200 000ème anniversaire de l’appel du 18 juin
La peur qui, depuis des siècles, est à la tête de nos émotions, a étouffé nos nécessaires aspirations libertaires. Alléguant la défaite de notre libre arbitre, elle s’est mise au service de la morale dominante pour nous imposer une servitude volontaire.
Certes, nous avons été, nous sommes submergés par la force d’intimidation, d’abêtissement et de frustration des injonctions sociales, politiques ou religieuses. Infiniment plus que leur nombre, ce sont la violence, l’ignorance, la haine portées par la pensée unique qui nous font reculer. Ce sont la violence, l’ignorance, la haine portées par une normalité oppressante qui nourrissent nos angoisses au point d’amener l’humanité là où elle en est aujourd’hui.

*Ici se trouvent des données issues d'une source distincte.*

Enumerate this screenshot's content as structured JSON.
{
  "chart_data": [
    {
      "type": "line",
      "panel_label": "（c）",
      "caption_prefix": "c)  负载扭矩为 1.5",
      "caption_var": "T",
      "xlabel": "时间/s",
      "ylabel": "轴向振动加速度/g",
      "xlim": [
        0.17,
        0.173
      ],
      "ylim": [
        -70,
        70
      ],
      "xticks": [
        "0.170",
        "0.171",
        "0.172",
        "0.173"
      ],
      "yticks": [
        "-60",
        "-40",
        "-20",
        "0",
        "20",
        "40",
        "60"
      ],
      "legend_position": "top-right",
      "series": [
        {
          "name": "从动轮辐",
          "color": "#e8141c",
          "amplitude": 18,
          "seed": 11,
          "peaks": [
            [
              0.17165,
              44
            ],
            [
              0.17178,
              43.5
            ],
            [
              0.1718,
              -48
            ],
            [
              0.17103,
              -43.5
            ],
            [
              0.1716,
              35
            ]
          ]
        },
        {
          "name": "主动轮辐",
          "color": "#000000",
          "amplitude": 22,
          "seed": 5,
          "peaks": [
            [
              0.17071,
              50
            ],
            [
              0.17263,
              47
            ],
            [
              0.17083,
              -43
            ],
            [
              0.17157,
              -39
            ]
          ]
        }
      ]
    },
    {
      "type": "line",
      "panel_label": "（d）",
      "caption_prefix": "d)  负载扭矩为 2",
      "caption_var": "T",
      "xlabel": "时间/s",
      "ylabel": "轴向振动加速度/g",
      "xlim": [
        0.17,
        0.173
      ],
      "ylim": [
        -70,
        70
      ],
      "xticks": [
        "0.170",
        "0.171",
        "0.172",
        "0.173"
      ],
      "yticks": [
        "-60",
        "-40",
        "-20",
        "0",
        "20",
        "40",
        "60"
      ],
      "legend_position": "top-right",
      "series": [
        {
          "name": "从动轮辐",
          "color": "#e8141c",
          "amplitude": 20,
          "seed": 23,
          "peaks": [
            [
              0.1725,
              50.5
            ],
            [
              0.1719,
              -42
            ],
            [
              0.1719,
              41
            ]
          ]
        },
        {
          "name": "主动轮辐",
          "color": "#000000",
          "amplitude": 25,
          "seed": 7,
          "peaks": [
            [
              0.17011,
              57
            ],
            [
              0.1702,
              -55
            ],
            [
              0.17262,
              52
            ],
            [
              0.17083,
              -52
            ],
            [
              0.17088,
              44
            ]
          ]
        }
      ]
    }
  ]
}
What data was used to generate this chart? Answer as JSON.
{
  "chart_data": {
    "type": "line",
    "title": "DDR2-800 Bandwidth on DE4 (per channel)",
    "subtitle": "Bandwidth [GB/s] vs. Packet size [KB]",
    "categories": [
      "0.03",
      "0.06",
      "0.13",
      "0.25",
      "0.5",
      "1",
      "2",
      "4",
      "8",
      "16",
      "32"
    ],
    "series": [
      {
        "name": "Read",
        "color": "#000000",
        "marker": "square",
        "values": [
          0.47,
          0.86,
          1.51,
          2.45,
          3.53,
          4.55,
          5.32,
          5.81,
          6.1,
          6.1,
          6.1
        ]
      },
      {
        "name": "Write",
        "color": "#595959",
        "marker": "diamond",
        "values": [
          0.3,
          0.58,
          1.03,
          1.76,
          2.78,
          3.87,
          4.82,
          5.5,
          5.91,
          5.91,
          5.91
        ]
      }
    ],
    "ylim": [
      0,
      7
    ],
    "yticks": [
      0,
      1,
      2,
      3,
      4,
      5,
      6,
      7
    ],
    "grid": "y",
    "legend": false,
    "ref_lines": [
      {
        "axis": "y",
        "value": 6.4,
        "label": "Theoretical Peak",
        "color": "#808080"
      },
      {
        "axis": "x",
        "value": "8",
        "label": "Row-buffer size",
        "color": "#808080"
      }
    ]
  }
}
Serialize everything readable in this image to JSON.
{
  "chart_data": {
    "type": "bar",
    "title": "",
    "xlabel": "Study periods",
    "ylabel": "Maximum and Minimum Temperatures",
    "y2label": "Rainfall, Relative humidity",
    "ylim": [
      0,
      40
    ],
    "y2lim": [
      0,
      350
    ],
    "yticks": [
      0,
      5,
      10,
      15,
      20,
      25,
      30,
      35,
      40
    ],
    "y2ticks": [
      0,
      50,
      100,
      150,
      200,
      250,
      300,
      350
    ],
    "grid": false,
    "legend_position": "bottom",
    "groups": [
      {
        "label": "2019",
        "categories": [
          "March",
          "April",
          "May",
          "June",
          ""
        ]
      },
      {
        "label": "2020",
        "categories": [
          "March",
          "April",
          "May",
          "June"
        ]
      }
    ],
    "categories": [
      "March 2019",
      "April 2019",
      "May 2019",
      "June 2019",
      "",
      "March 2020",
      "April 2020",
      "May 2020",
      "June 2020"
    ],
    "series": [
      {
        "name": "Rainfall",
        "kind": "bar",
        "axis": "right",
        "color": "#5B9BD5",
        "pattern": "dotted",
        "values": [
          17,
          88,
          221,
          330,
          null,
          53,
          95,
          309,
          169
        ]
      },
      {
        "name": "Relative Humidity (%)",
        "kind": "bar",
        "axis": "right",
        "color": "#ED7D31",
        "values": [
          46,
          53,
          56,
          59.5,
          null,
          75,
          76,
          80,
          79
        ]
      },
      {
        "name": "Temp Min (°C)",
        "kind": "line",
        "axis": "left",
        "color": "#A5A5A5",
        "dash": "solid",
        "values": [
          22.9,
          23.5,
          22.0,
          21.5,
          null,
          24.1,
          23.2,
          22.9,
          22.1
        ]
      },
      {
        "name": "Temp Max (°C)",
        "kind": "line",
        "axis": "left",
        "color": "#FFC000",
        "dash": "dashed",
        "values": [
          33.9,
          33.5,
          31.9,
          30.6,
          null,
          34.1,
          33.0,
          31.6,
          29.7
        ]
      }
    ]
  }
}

Mais le dernier mot est-il dit ? L’espérance doit-elle disparaître ? La défaite est-elle définitive ?
Non !
Croyez-nous, nous qui vous parlons en connaissance de cause et vous disons que rien n’est perdu pour la liberté individuelle. Les mêmes moyens qui nous ont vaincus peuvent faire venir un jour la victoire. Car la liberté n’est pas seule ! Elle n’est pas seule ! Elle n’est pas seule ! Elle a de vastes utopies derrière elle. Elle peut faire bloc avec nos fantasmes qui portent nos désirs refoulés et continuent la lutte. Elle peut, comme nos rêves, utiliser sans limites l’immense pouvoir des images et des mots.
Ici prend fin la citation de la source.